Note that LDA works from count data only, rather than weights.  As a result, the LDA topics are crowded out by the boilerplate language; note that almost every cluster is about bringing communities closer.  The NMF methods get around this using tf-idf weights which discount words that occur in every document.

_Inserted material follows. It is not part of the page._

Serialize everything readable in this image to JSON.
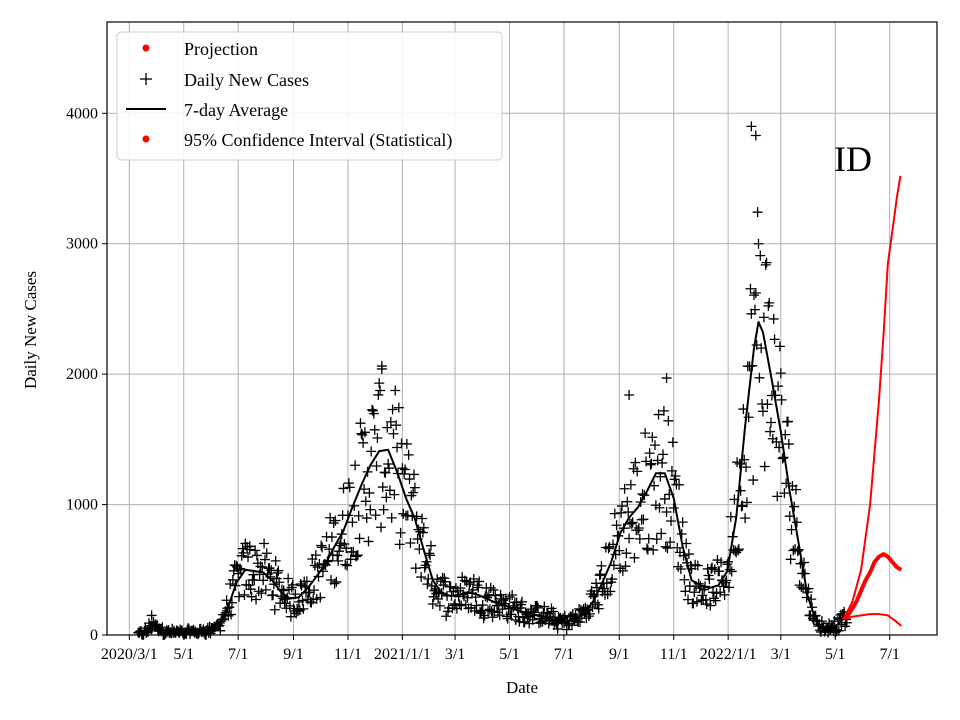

Just as a comparison point, here's the same analysis with k-Means.  I'm not a big fan of k-Means in this problem because I don't have a good prior for how many clusters there are, but it might be more familiar to people.  As a bonus, the jobs are actually assigned to clusters.

In [50]:
from sklearn.cluster import MiniBatchKMeans
from sklearn import metrics

true_k = 5
km = MiniBatchKMeans(n_clusters=true_k, init='k-means++', n_init=1,
                         init_size=1000, batch_size=1000).fit(tfidf)
print(km.labels_)

order_centroids = km.cluster_centers_.argsort()[:, ::-1]
for i in range(true_k):
    print("Cluster %d:" % i, end='')
    for ind in order_centroids[i, :10]:
        print(' %s' % tfidf_feature_names[ind], end='')
    print()

[0 0 2 2 0 2 2 2 0 2 2 2 2 0 0 0 2 2 2 2 2 3 2 2 2 2 2 2 2 2 2 2 2 2 2 0 2
 2 0 2 2 2 2 0 3 2 3 0 2 3 2 0 2 0 0 0 2 2 2 3 2 0 2 2 0 2 2 2 3 0 0 2 2 2
 2 2 2 0 2 2 2 2 2 2 0 4 4 2 2 0 4 2 2 2 0 0 2 0 2 4 2 4 4 2 2 3 0 4 4 3 0
 0 0 0 0 3 3 0 0 3 3 0 0 2 2 2 3 2 2 2 2 1 2 0 1 2 2 2 2 2 0 2 1 0 2 1 2 1
 0 0 1 2 0 2 1 0 1 2 2 2 2 1 2 1 0 0 2 2 2 1 2 0 2 0 4 1 3 0 2 1 1 0 2 1 2
 0 2 0 2 1 2 2 0 1 2 1 1 1 1 1 1 2 0 1 2 0 2 2 0 1 2 0 1 2 0 0 0 3 3 3 3 3
 3 0 0 0 0 0 3 0 0 3 3 2 0 0 3 4 4]
Cluster 0: product design research marketing security whatsapp abuse electrical community team
Cluster 1: recruiting hiring recruiter maintain hr compensation partnering university cycle team
Cluster 2: data business team operations systems quality community product analysis engineering
Cluster 3: program product programs startups technical partnerships developers work policy management
Cluster 4: policy public escalations standards community africa policies benefits enforcement whatsapp


In the end, I think this reflects that the positions break down along operating unit lines: business development, recruiting, analytics, risk and security.  This isn't very indicating of what integrity means, but it does show that as a term it spans the company's operations.  I can't tell from here if it means the same thing to everyone.